Beni materiali e soldi incidono positivamente sul proprio benessere?

Una delle domande che tutti si sono fatti almeno una volta nella vita, pensando al proprio benessere? Se i soldi danno la felicità. A farsi questa domanda non sono però soltanto le persone comuni, ma anche quelle che lavorano nel mondo della scienza e che conducono studi e ricerche aventi come tema centrale proprio quello della salute psico-fisica e del benessere.

Gli studi in materia sono diversi e sono tanti i poli universitari che hanno dedicato tempo ed energie a cercare di scoprire se vi sia una correlazione o meno tra benessere e ricchezza materiale.
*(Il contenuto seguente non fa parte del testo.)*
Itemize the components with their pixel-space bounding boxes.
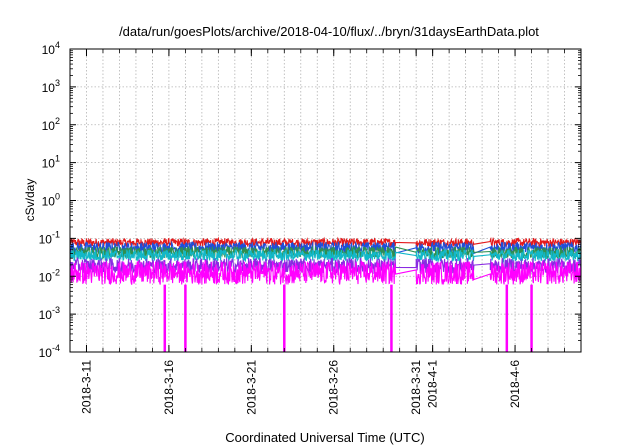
x-axis-label: Coordinated Universal Time (UTC) <box>225 430 424 445</box>
x-tick-label: 2018-3-26 <box>327 360 341 415</box>
series-4-line <box>69 248 582 263</box>
y-tick-label: 10-3 <box>39 305 60 322</box>
y-tick-layer: 10-4 10-3 10-2 10-1 100 101 102 103 104 <box>39 40 581 360</box>
data-layer <box>69 236 582 352</box>
y-tick-label: 10-4 <box>39 343 60 360</box>
y-tick-label: 102 <box>42 116 60 133</box>
x-tick-label: 2018-3-16 <box>162 360 176 415</box>
y-tick-label: 101 <box>42 154 60 171</box>
x-tick-label: 2018-3-21 <box>244 360 258 415</box>
x-tick-label: 2018-4-6 <box>508 360 522 408</box>
x-tick-layer: 2018-3-11 2018-3-16 2018-3-21 2018-3-26 2018… <box>69 49 582 415</box>
grid-layer <box>69 48 582 353</box>
chart-title: /data/run/goesPlots/archive/2018-04-10/f… <box>119 24 539 39</box>
x-tick-label: 2018-4-1 <box>426 360 440 408</box>
y-axis-label: cSv/day <box>23 179 37 222</box>
y-tick-label: 100 <box>42 192 60 209</box>
y-tick-label: 103 <box>42 78 60 95</box>
y-tick-label: 104 <box>42 40 60 57</box>
series-6-line <box>69 259 582 286</box>
x-tick-label: 2018-3-31 <box>409 360 423 415</box>
y-tick-label: 10-1 <box>39 229 60 246</box>
y-tick-label: 10-2 <box>39 267 60 284</box>
x-tick-label: 2018-3-11 <box>79 360 93 414</box>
L‘ultimo studio in ordine di tempo è quello condotto da alcuni ricercatori dell’Università della California.

I beni materiali non rendono così felici come si pensa

La ricerca, i cui esiti sono stati pubblicati sulla importante rivista Psychological Science, ha messo in luce come utilizzare il proprio denaro per prendere parte ad eventi come manifestazioni sportive e concerti, o per uscire fuori a cena o visitare una città diversa da quella in cui si abita, rende più felici rispetto al venire in possesso di beni materiali.
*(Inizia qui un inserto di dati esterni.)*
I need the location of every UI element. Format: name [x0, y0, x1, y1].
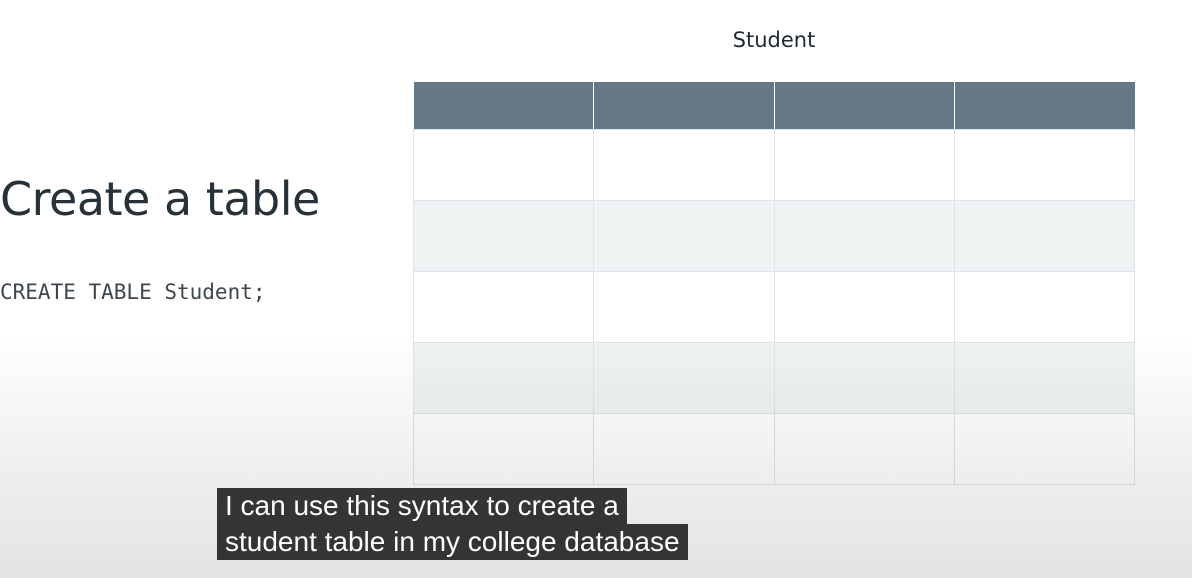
- table-cell: [593, 413, 775, 485]
- table-cell: [412, 342, 595, 414]
- table-row: [412, 271, 1136, 343]
- header-cell: [773, 82, 955, 130]
- table-cell: [593, 271, 775, 343]
- table-cell: [593, 129, 775, 201]
- caption-line: student table in my college database: [217, 524, 688, 560]
- table-cell: [412, 200, 595, 272]
- table-cell: [953, 129, 1136, 201]
- student-table: [412, 82, 1136, 485]
- table-row: [412, 200, 1136, 272]
- slide-heading: Create a table: [0, 172, 320, 226]
- table-cell: [593, 200, 775, 272]
- table-cell: [953, 342, 1136, 414]
- video-caption: I can use this syntax to create a studen…: [217, 488, 688, 560]
- table-row: [412, 129, 1136, 201]
- header-cell: [953, 82, 1135, 130]
- table-row: [412, 413, 1136, 485]
- table-cell: [953, 413, 1136, 485]
- table-cell: [412, 129, 595, 201]
- table-cell: [773, 200, 955, 272]
- sql-code-snippet: CREATE TABLE Student;: [0, 280, 266, 304]
- table-cell: [773, 413, 955, 485]
- header-cell: [413, 82, 595, 130]
- header-cell: [593, 82, 775, 130]
- table-header-row: [413, 82, 1135, 130]
- table-cell: [593, 342, 775, 414]
- caption-line: I can use this syntax to create a: [217, 488, 627, 524]
- table-cell: [773, 342, 955, 414]
- table-cell: [773, 129, 955, 201]
- table-cell: [412, 413, 595, 485]
- table-cell: [412, 271, 595, 343]
- table-row: [412, 342, 1136, 414]
- table-cell: [773, 271, 955, 343]
- table-title: Student: [732, 28, 816, 52]
- table-cell: [953, 271, 1136, 343]
- table-cell: [953, 200, 1136, 272]
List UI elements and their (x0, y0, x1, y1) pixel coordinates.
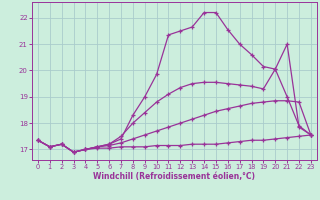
X-axis label: Windchill (Refroidissement éolien,°C): Windchill (Refroidissement éolien,°C) (93, 172, 255, 181)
I ricercatori, grazie ai risultati del proprio studio, hanno potuto appurare come si sia più felici nell’acquistare, ad esempio, i biglietti di un concerto, piuttosto che nell’acquistare un oggetto. Gli autori dello studio hanno quindi indicato come salutare l’organizzare momenti di svago come cene, eventi musicali e viaggi, con un certo anticipo. Il motivo? Perchè in questo modo si finisce con il provare un sentimento di felicità già soltanto nell’attesa che quel momento si concretizzi.

I soldi nemici del piacere?

Un’altra ricerca, avente ad oggetto il benessere nella vita di ogni giorno, ha messo in luce come la ricchezza finisca con il ridurre la capacità di apprezzare quelli che sono i piaceri quotidiani, specialmente quelli minimali, che la vita offre. salute-benessere-donna1

Questa conclusione è stata tratta da alcuni studiosi europei, specificatamente spagnoli e belgi, i quali hanno lavorato in coordinamento con altri ricercatori di stanza in Canada. Lo studio, che ha coinvolto gli atenei di Pompeu Fabra, di Liegi e quello della British Columbia, ha messo in luce che chi non ha poche difficoltà a potersi permettere beni materiali o esperienze di vita interessanti, perde con il tempo la capacità di godere della quotidianità.

Qual è la strada per la felicità?

Sempre la stessa ricerca ha messo in luce come il trovarsi ad affrontare momenti difficili, come ad esempio un grave lutto, finisca con l’incidere sul proprio benessere: chi si è trovato a vivere momenti difficili nel corso della propria vita finirebbe infatti, stando allo studio in questione, per apprezzare la bellezza delle piccole gioie di ogni giorno.

Inoltre, disfarsi di beni materiali o rinunciare ad acquistarne sulla base di una libera scelta non dettata da una situazione di ristrettezze economiche, finirebbe con l’aumentare la propria sensazione di benessere psicologico e conseguentemente la propria felicità.

La felicità non aumenta in rapporto alla ricchezza

Un’altra ricerca ha smentito quello che si è portati a credere, ovvero che l’aumentare della ricchezza aumenti il benessere personale. La ricerca, che ha coinvolto gli atenei di Yale e di Mannheim e che si è svolta tra Stati Uniti e Germania ha svelato come le persone, più sono benestanti, più vorrebbero possedere altro denaro.